Operationally, adopt incremental rollouts: pilot a single high-impact automation, collect quantitative metrics (time saved, error reduction), and expand based on measured value. Maintain version control for skills, document inputs and outputs clearly, and automate backups and updates for the runtime and local models. Regularly rotate tokens and perform security audits to keep the deployment resilient.
Advanced Tips and Troubleshooting
Optimize model performance by tuning prompts and using retrieval-augmented generation (RAG) patterns for document-heavy tasks. Store vectors and indices in a performant vector database and limit context windows to essential information, which reduces token usage and accelerates responses. For latency-sensitive automations, prefer smaller models or quantized variants and offload heavy tasks to scheduled batch processes.
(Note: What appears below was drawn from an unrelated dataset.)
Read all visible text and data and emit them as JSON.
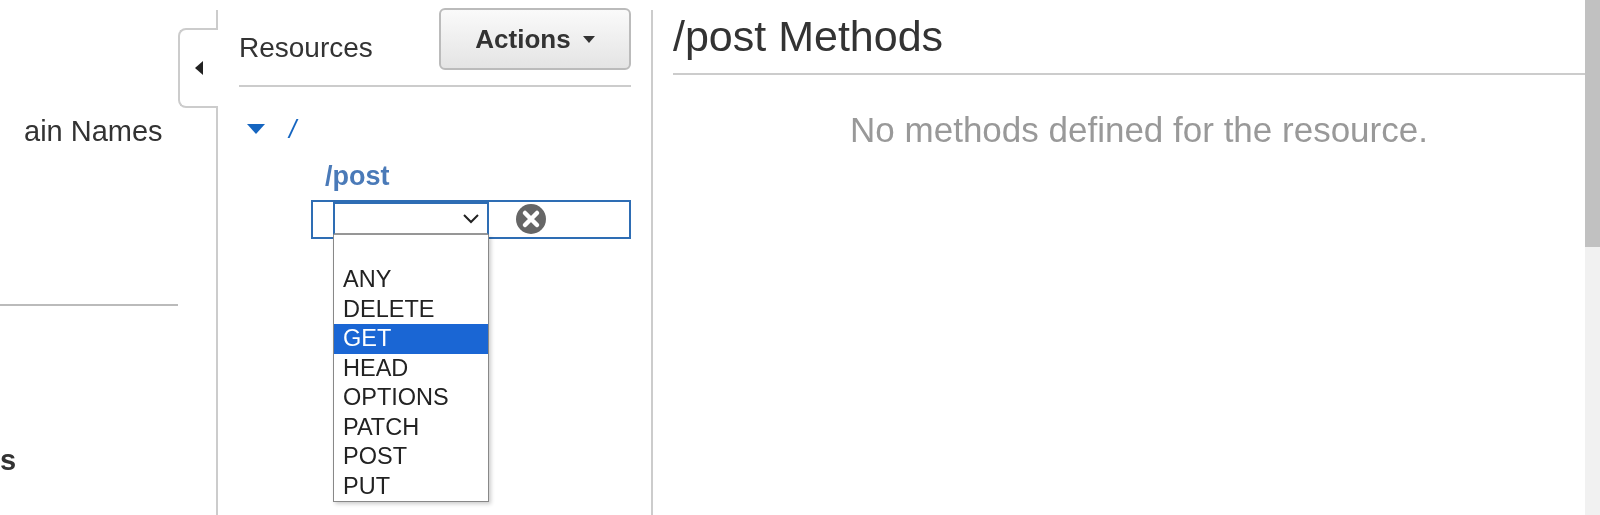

If a skill fails or behaves unexpectedly, inspect logs for prompt inputs, model outputs, and downstream API calls. Common issues include insufficient permissions, malformed inputs, or model hallucinations; address these by tightening input validation, adding guardrails in skill logic, and improving retrieval relevance. Leverage the community and official docs for known patterns and troubleshooting steps.
In conclusion, Openclaw delivers powerful local AI automation when installed and managed with care. By preparing the environment, following a structured installation and configuration workflow, and enforcing strong security and governance practices, teams can harness the platform’s LLM-driven skills to streamline workflows while keeping data controlled and operations safe. Start with a measured pilot, iterate on skills, and scale thoughtfully to realize long-term productivity gains.